Resumir ou não resumir: eis a questão!



 
                               Sou obrigado a voltar ao meu antigo tema:  resumir ou não resumir!
                               Essa questão é velha pra mim. Via um acontecimento marcante na rua e meu prazer era chegar em casa e contar para meu pai. O velho era a própria síntese!  A pessoa mais sintética que já conheci. Os amigos dele babavam. Era comum eu ouvir essa frase: “ seu pai, em uma frase, escreve um mundo”.  Era o advogado mais sintético do fórum do Rio de Janeiro, ia no ponto central e a argumentação era firme, convencia os Juízes. Nada de se perder em minúcias desnecessárias...
                               Eu, ao contrário, adorava me perder em minúcias. Entrar por atalhos nunca antes palmilhados... Sempre achei o detalhe a coisa mais importante do mundo. Ainda acho que alguém ainda vai descobrir o detalhe que nos fará finalmente felizes nesta vida.
                               Pois bem, minha amiga leitora, meu fiel leitor,  porque estou  dizendo tudo isso? Vocês vão saber agora.
                               Era comum eu chegar na sala de casa e encontrar meu pai lendo o seu jornal.
                               Ávido por contar minha história pedia a atenção dele.
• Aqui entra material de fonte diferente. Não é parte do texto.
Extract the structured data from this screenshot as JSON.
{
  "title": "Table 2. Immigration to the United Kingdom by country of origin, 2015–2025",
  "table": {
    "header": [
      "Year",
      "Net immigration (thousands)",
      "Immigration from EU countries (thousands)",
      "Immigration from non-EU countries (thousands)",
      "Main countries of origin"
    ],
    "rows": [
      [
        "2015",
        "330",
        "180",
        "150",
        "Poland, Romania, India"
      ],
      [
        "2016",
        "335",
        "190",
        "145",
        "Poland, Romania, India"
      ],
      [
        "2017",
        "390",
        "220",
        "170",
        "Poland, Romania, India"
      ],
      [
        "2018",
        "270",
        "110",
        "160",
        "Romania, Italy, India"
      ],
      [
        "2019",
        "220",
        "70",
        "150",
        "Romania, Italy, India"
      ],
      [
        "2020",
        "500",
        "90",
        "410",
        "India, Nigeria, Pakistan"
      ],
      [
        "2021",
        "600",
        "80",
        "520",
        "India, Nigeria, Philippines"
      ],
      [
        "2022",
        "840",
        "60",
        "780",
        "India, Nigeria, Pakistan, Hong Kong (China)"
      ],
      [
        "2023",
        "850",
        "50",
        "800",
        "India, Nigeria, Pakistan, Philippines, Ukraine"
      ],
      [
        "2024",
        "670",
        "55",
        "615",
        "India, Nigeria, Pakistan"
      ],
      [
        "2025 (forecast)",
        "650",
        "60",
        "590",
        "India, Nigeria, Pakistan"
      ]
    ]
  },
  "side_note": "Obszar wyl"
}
Era bom contar as coisas para ele. Ele sempre tinha um adágio, um provérbio, uma lição para tirar de minhas narrativas.
                               Desconfio que ele gostava de parábolas. As parábolas  de Cristo,  soube todas elas pela    boca de meu pai.  Mas havia um problema.  Quando eu entrava nas minudências, ele logo me interrompia e dizia: “resuma, resuma, resuma a história”.
                               É aí que entra  o meu dilema  de hoje. Ontem, meus amigos, recebo um telegrama,  com uma frase sintética: “ adoooro você”  A única coisa mais extensa foi o adoro prolongado.
                               Claro, resolvi responder, mas por carta. O entusiasmo foi tal, que precisava mostrar e demonstrar todo o meu amor. Comecei então desde o meu nascimento na longínqua Manaus, passando por Belém do Pará, falando do meu primeiro velocípede que ganhei. Dos bolinhos de bacalhau que ganhava da portuguesa do bar da esquina. Da praia do Mosqueiro. Dos jacarés que me impediam de sair da casa de palafita no Careiro, na minha terra natal. Dormiam debaixo da casa e só acordavam às dez da manhã, quando retornavam para o rio Negro. 
                               Depois, já na ilha de uma casa só, na Bahia, onde pegava siri ou caranguejo. Até hoje não sei se era siri ou caranguejo.
                               Minha passagem por um ano na cidade de Caxambu, em Minas Gerais. O prato de feijão vinha com moscas boiando e, nós, alunos de um colégio de padres, cabeças raspadas, tínhamos que exercitar a humildade.
                               E já estava descrevendo o meu discurso de paraninfo ao terminar o quarto ginasial, no Colégio Rezende, no Rio de Janeiro. Dizia no discurso que a humanidade estava num beco sem saída. Vejam vocês: a humanidade vem  encalacrada há tanto tempo... E eu encalacrado para mostrar o meu amor à minha amada. 
                               Tudo isso, amigos e amigas, para mostrar para a amada o meu sentimento de amor  verdadeiro!
                               Já estava na vigésima página, quando vejo a cara do meu pai, sisudo, me dizendo: “ meu filho, resuma, resuma!”
                               Meu Deus, como ela vai entender o meu amor? Meu pai, mesmo depois de morto, me pedindo pra resumir.
                               Tomo uma decisão!  Rasgo as vinte folhas. Dou um murro na mesa, de insatisfação!  Respondo à minha eleita, pensando: “ela que veja na minha pequena frase o meu mundo maravilhoso de boas intenções para o nosso amor.”
                               E escrevo, finalmente:  “Também adoooro você!”